Letztlich wird diesem Unfug die Krone aufgesetzt: die politische Diskussion über ein soziales Pflichtjahr für Senioren. Menschen, die dieses Land aufgebaut haben, sollen im Alter noch einmal dienen – nicht freiwillig, nicht aus Freude, sondern aus Zwang. Wer so etwas fordert, tritt die Lebensleistung von Millionen mit Füßen. Das ist keine Anerkennung, sondern eine doppelte Ohrfeige: Rentnerinnen und Rentner kämpfen schon heute um die Finanzierung ihrer Grundbedürfnisse. Gleichzeitig müssen sie auch noch zusehen, wie diese Politiker, die ihnen solche Zumutungen abverlangen, selbst üppige Pensionen kassieren – ohne je auch nur einen Cent eingezahlt zu haben!

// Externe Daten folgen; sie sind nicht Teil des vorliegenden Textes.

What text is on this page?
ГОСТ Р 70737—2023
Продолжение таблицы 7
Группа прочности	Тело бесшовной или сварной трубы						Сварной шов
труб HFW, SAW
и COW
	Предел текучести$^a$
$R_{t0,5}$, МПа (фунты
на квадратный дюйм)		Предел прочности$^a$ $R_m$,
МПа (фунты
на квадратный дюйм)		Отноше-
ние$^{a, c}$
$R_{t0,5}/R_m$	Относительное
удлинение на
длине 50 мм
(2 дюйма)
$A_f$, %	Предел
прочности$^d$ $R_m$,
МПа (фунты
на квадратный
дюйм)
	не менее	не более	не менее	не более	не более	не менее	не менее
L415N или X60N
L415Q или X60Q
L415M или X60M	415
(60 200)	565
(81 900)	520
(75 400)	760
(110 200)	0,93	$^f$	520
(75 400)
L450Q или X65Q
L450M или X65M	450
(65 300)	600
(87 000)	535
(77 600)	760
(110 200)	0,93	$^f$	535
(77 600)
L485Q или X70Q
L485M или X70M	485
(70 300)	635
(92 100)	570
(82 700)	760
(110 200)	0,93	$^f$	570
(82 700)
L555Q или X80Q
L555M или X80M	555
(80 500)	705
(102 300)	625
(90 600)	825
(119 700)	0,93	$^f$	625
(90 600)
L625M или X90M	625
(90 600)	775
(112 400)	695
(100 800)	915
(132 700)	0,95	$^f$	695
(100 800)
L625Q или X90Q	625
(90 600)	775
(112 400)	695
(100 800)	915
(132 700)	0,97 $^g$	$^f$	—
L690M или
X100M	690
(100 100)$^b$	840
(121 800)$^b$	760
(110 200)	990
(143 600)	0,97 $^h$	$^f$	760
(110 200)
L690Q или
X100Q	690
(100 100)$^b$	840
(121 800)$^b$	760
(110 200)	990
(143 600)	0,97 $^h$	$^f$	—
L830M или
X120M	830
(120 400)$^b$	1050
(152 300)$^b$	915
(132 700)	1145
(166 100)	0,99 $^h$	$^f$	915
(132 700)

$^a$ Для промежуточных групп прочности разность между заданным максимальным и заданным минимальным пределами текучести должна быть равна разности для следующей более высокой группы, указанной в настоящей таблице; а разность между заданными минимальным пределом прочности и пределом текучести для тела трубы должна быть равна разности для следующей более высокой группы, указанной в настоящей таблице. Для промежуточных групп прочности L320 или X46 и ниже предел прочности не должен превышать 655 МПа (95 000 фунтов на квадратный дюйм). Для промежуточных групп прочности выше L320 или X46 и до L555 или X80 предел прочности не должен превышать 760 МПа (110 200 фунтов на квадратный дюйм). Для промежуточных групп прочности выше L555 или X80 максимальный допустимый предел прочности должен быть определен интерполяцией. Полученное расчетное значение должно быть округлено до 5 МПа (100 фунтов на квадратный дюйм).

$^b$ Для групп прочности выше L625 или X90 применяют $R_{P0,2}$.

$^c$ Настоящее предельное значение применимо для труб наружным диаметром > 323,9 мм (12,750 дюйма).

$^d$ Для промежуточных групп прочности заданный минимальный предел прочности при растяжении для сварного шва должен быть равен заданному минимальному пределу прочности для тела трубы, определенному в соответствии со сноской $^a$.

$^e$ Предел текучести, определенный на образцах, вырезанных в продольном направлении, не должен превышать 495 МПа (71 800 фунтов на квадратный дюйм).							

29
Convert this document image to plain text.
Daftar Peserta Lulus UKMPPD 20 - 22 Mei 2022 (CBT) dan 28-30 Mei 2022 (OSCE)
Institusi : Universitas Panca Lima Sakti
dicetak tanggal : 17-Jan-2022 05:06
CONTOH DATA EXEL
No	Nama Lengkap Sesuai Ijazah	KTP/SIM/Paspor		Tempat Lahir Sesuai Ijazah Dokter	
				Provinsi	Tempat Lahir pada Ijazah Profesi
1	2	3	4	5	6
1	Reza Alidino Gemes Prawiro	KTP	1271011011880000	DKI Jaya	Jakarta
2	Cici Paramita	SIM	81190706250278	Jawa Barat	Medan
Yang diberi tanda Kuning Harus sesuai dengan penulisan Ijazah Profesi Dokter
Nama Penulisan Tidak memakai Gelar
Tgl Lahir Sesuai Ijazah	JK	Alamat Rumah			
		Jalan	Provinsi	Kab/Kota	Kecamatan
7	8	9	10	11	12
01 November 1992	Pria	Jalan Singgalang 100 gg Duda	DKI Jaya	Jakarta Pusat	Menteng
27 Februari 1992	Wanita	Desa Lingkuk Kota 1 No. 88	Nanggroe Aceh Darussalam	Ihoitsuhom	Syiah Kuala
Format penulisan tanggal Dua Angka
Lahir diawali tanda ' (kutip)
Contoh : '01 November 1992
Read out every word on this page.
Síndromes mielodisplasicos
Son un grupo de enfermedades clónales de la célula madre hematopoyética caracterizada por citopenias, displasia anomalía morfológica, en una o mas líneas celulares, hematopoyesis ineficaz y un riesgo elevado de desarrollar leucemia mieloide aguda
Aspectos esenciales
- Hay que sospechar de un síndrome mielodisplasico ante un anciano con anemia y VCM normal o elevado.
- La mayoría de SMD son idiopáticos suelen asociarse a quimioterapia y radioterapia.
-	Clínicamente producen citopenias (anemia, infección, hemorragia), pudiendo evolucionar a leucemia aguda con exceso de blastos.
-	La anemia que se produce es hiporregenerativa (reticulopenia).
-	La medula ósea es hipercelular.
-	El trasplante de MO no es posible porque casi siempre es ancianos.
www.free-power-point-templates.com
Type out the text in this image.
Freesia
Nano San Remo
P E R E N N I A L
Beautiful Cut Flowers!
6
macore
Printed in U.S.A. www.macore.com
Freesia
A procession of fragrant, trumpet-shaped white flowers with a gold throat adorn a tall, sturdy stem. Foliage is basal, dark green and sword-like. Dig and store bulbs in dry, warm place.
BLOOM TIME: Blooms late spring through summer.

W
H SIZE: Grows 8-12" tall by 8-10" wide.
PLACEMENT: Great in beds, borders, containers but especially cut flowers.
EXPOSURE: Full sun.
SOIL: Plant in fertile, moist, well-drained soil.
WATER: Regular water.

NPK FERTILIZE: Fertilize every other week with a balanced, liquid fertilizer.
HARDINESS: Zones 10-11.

Genau hier zeigt sich, wie weit sich Politik von der Wirklichkeit entfernt hat. Während oben Reden geschwungen werden, kämpfen unten die Menschen ums Überleben. Während Politiker über Programme und Zahlen sinnieren, fragen sich Familien, wie sie den Einkauf bezahlen sollen. Das erinnert mich an den Herbst 1989, als die da oben 40 Jahre DDR feierten, aber die Realität der Bevölkerung nicht zur Kenntnis nahmen.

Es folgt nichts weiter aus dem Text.